On Feb 9, 2006, at 1:43 PM, Craig A. Berry wrote:

At 9:56 PM -0600 2/8/06, Ken Williams wrote:
Hi Steven,

On VMS is 'USER:[SLEMBARK.FINDBIN-LIBS-1_20]' an absolute path, i.e. is the SLEMBARK directory understood to be at the root of the USER volume?

Yes.  You would not see the volume name if it weren't an absolute path.

So on VMS there's no equivalent of the Windows pathname "C:Foo\Bar", which means "the Foo\Bar directory relative to whatever the C drive's current working directory is"?
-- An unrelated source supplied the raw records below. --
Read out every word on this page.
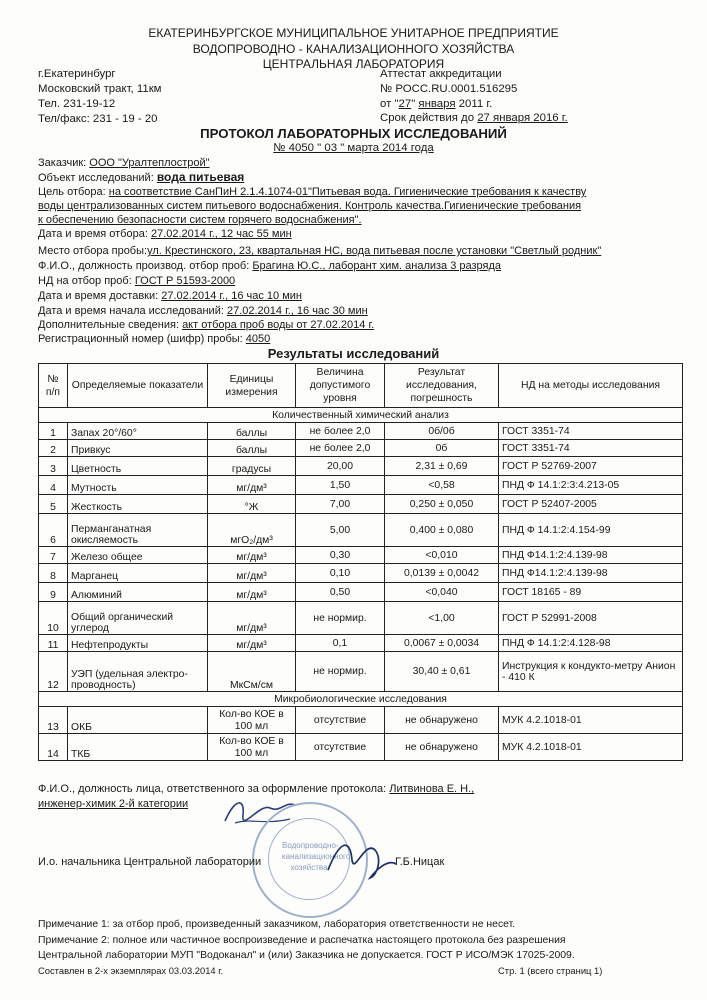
ЕКАТЕРИНБУРГСКОЕ МУНИЦИПАЛЬНОЕ УНИТАРНОЕ ПРЕДПРИЯТИЕ
ВОДОПРОВОДНО - КАНАЛИЗАЦИОННОГО ХОЗЯЙСТВА
ЦЕНТРАЛЬНАЯ ЛАБОРАТОРИЯ
г.Екатеринбург
Московский тракт, 11км
Тел. 231-19-12
Тел/факс: 231 - 19 - 20
Аттестат аккредитации
№ РОСС.RU.0001.516295
от "27" января 2011 г.
Срок действия до 27 января 2016 г.
ПРОТОКОЛ ЛАБОРАТОРНЫХ ИССЛЕДОВАНИЙ
№ 4050 " 03 " марта 2014 года
Заказчик: ООО "Уралтеплострой"
Объект исследований: вода питьевая
Цель отбора: на соответствие СанПиН 2.1.4.1074-01"Питьевая вода. Гигиенические требования к качеству
воды централизованных систем питьевого водоснабжения. Контроль качества.Гигиенические требования
к обеспечению безопасности систем горячего водоснабжения".
Дата и время отбора: 27.02.2014 г., 12 час 55 мин
Место отбора пробы:ул. Крестинского, 23, квартальная НС, вода питьевая после установки "Светлый родник"
Ф.И.О., должность производ. отбор проб: Брагина Ю.С., лаборант хим. анализа 3 разряда
НД на отбор проб: ГОСТ Р 51593-2000
Дата и время доставки: 27.02.2014 г., 16 час 10 мин
Дата и время начала исследований: 27.02.2014 г., 16 час 30 мин
Дополнительные сведения: акт отбора проб воды от 27.02.2014 г.
Регистрационный номер (шифр) пробы: 4050
Результаты исследований
№ п/п	Определяемые показатели	Единицы измерения	Величина допустимого уровня	Результат исследования, погрешность	НД на методы исследования
Количественный химический анализ					
1	Запах 20°/60°	баллы	не более 2,0	0б/0б	ГОСТ 3351-74
2	Привкус	баллы	не более 2,0	0б	ГОСТ 3351-74
3	Цветность	градусы	20,00	2,31 ± 0,69	ГОСТ Р 52769-2007
4	Мутность	мг/дм³	1,50	<0,58	ПНД Ф 14.1:2:3:4.213-05
5	Жесткость	°Ж	7,00	0,250 ± 0,050	ГОСТ Р 52407-2005
6	Перманганатная окисляемость	мгО₂/дм³	5,00	0,400 ± 0,080	ПНД Ф 14.1:2:4.154-99
7	Железо общее	мг/дм³	0,30	<0,010	ПНД Ф14.1:2:4.139-98
8	Марганец	мг/дм³	0,10	0,0139 ± 0,0042	ПНД Ф14.1:2:4.139-98
9	Алюминий	мг/дм³	0,50	<0,040	ГОСТ 18165 - 89
10	Общий органический углерод	мг/дм³	не нормир.	<1,00	ГОСТ Р 52991-2008
11	Нефтепродукты	мг/дм³	0,1	0,0067 ± 0,0034	ПНД Ф 14.1:2:4.128-98
12	УЭП (удельная электро-проводность)	МкСм/см	не нормир.	30,40 ± 0,61	Инструкция к кондукто-метру Анион - 410 К
Микробиологические исследования					
13	ОКБ	Кол-во КОЕ в 100 мл	отсутствие	не обнаружено	МУК 4.2.1018-01
14	ТКБ	Кол-во КОЕ в 100 мл	отсутствие	не обнаружено	МУК 4.2.1018-01
Ф.И.О., должность лица, ответственного за оформление протокола: Литвинова Е. Н.,
инженер-химик 2-й категории
Водопроводно-канализационного хозяйства
И.о. начальника Центральной лаборатории	Г.Б.Ницак
Примечание 1: за отбор проб, произведенный заказчиком, лаборатория ответственности не несет.
Примечание 2: полное или частичное воспроизведение и распечатка настоящего протокола без разрешения
Центральной лаборатории МУП "Водоканал" и (или) Заказчика не допускается. ГОСТ Р ИСО/МЭК 17025-2009.
Составлен в 2-х экземплярах 03.03.2014 г.	Стр. 1 (всего страниц 1)
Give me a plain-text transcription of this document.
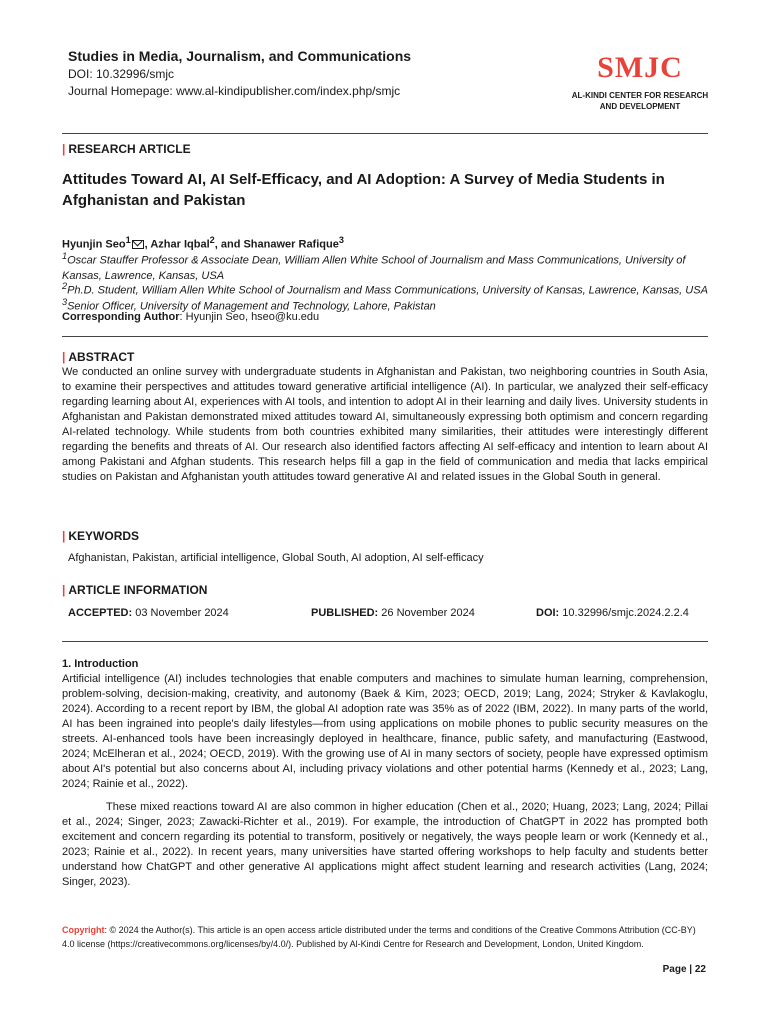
Studies in Media, Journalism, and Communications
DOI: 10.32996/smjc
Journal Homepage: www.al-kindipublisher.com/index.php/smjc
SMJC
AL-KINDI CENTER FOR RESEARCH
AND DEVELOPMENT
| RESEARCH ARTICLE
Attitudes Toward AI, AI Self-Efficacy, and AI Adoption: A Survey of Media Students in Afghanistan and Pakistan
Hyunjin Seo$^1$ , Azhar Iqbal$^2$, and Shanawer Rafique$^3$
$^1$Oscar Stauffer Professor & Associate Dean, William Allen White School of Journalism and Mass Communications, University of Kansas, Lawrence, Kansas, USA
$^2$Ph.D. Student, William Allen White School of Journalism and Mass Communications, University of Kansas, Lawrence, Kansas, USA
$^3$Senior Officer, University of Management and Technology, Lahore, Pakistan
Corresponding Author: Hyunjin Seo, hseo@ku.edu
| ABSTRACT
We conducted an online survey with undergraduate students in Afghanistan and Pakistan, two neighboring countries in South Asia, to examine their perspectives and attitudes toward generative artificial intelligence (AI). In particular, we analyzed their self-efficacy regarding learning about AI, experiences with AI tools, and intention to adopt AI in their learning and daily lives. University students in Afghanistan and Pakistan demonstrated mixed attitudes toward AI, simultaneously expressing both optimism and concern regarding AI-related technology. While students from both countries exhibited many similarities, their attitudes were interestingly different regarding the benefits and threats of AI. Our research also identified factors affecting AI self-efficacy and intention to learn about AI among Pakistani and Afghan students. This research helps fill a gap in the field of communication and media that lacks empirical studies on Pakistan and Afghanistan youth attitudes toward generative AI and related issues in the Global South in general.
| KEYWORDS
Afghanistan, Pakistan, artificial intelligence, Global South, AI adoption, AI self-efficacy
| ARTICLE INFORMATION
ACCEPTED: 03 November 2024	PUBLISHED: 26 November 2024	DOI: 10.32996/smjc.2024.2.2.4
1. Introduction
Artificial intelligence (AI) includes technologies that enable computers and machines to simulate human learning, comprehension, problem-solving, decision-making, creativity, and autonomy (Baek & Kim, 2023; OECD, 2019; Lang, 2024; Stryker & Kavlakoglu, 2024). According to a recent report by IBM, the global AI adoption rate was 35% as of 2022 (IBM, 2022). In many parts of the world, AI has been ingrained into people's daily lifestyles—from using applications on mobile phones to public security measures on the streets. AI-enhanced tools have been increasingly deployed in healthcare, finance, public safety, and manufacturing (Eastwood, 2024; McElheran et al., 2024; OECD, 2019). With the growing use of AI in many sectors of society, people have expressed optimism about AI's potential but also concerns about AI, including privacy violations and other potential harms (Kennedy et al., 2023; Lang, 2024; Rainie et al., 2022).
These mixed reactions toward AI are also common in higher education (Chen et al., 2020; Huang, 2023; Lang, 2024; Pillai et al., 2024; Singer, 2023; Zawacki-Richter et al., 2019). For example, the introduction of ChatGPT in 2022 has prompted both excitement and concern regarding its potential to transform, positively or negatively, the ways people learn or work (Kennedy et al., 2023; Rainie et al., 2022). In recent years, many universities have started offering workshops to help faculty and students better understand how ChatGPT and other generative AI applications might affect student learning and research activities (Lang, 2024; Singer, 2023).
Copyright: © 2024 the Author(s). This article is an open access article distributed under the terms and conditions of the Creative Commons Attribution (CC-BY) 4.0 license (https://creativecommons.org/licenses/by/4.0/). Published by Al-Kindi Centre for Research and Development, London, United Kingdom.
Page | 22
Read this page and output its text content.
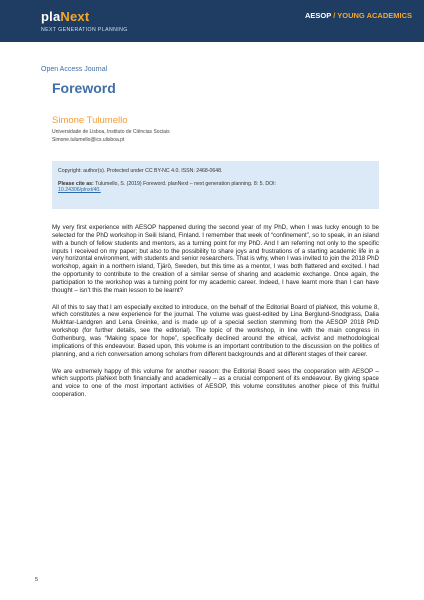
plaNext
NEXT GENERATION PLANNING
AESOP / YOUNG ACADEMICS
Open Access Journal
Foreword
Simone Tulumello
Universidade de Lisboa, Instituto de Ciências Sociais
Simone.tulumello@ics.ulisboa.pt
Copyright: author(s). Protected under CC BY-NC 4.0. ISSN: 2468-0648.
Please cite as: Tulumello, S. (2019) Foreword. planNext – next generation planning. 8: 5. DOI:
10.24306/plnxt/40.

My very first experience with AESOP happened during the second year of my PhD, when I was lucky enough to be selected for the PhD workshop in Seili Island, Finland. I remember that week of “confinement”, so to speak, in an island with a bunch of fellow students and mentors, as a turning point for my PhD. And I am referring not only to the specific inputs I received on my paper; but also to the possibility to share joys and frustrations of a starting academic life in a very horizontal environment, with students and senior researchers. That is why, when I was invited to join the 2018 PhD workshop, again in a northern island, Tjärö, Sweden, but this time as a mentor, I was both flattered and excited. I had the opportunity to contribute to the creation of a similar sense of sharing and academic exchange. Once again, the participation to the workshop was a turning point for my academic career. Indeed, I have learnt more than I can have thought – isn’t this the main lesson to be learnt?

All of this to say that I am especially excited to introduce, on the behalf of the Editorial Board of plaNext, this volume 8, which constitutes a new experience for the journal. The volume was guest-edited by Lina Berglund-Snodgrass, Dalia Mukhtar-Landgren and Lena Greinke, and is made up of a special section stemming from the AESOP 2018 PhD workshop (for further details, see the editorial). The topic of the workshop, in line with the main congress in Gothenburg, was “Making space for hope”, specifically declined around the ethical, activist and methodological implications of this endeavour. Based upon, this volume is an important contribution to the discussion on the politics of planning, and a rich conversation among scholars from different backgrounds and at different stages of their career.

We are extremely happy of this volume for another reason: the Editorial Board sees the cooperation with AESOP – which supports plaNext both financially and academically – as a crucial component of its endeavour. By giving space and voice to one of the most important activities of AESOP, this volume constitutes another piece of this fruitful cooperation.

5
If so, probably splitpath() is actually returning the wrong result. On other platforms it returns an initial empty string to indicate an absolute path (it's kind of an historical accident, but now that's just its semantics):

The documentation states that the first item returned is the volume,
and "On systems with no concept of volume, returns '' for volume."  I
would take this to mean that the volume would be an empty string on,
for example, unix, regardless of whether the path is relative or
absolute.  On VMS, it returns the empty string for the volume when
there is no volume in the input parameter, i.e., the path is relative.

Perhaps I'm misunderstanding something, but I can't see how an empty
volume name could ever indicate an absolute path.

Ack, sorry, I meant to say splitdir(), not splitpath().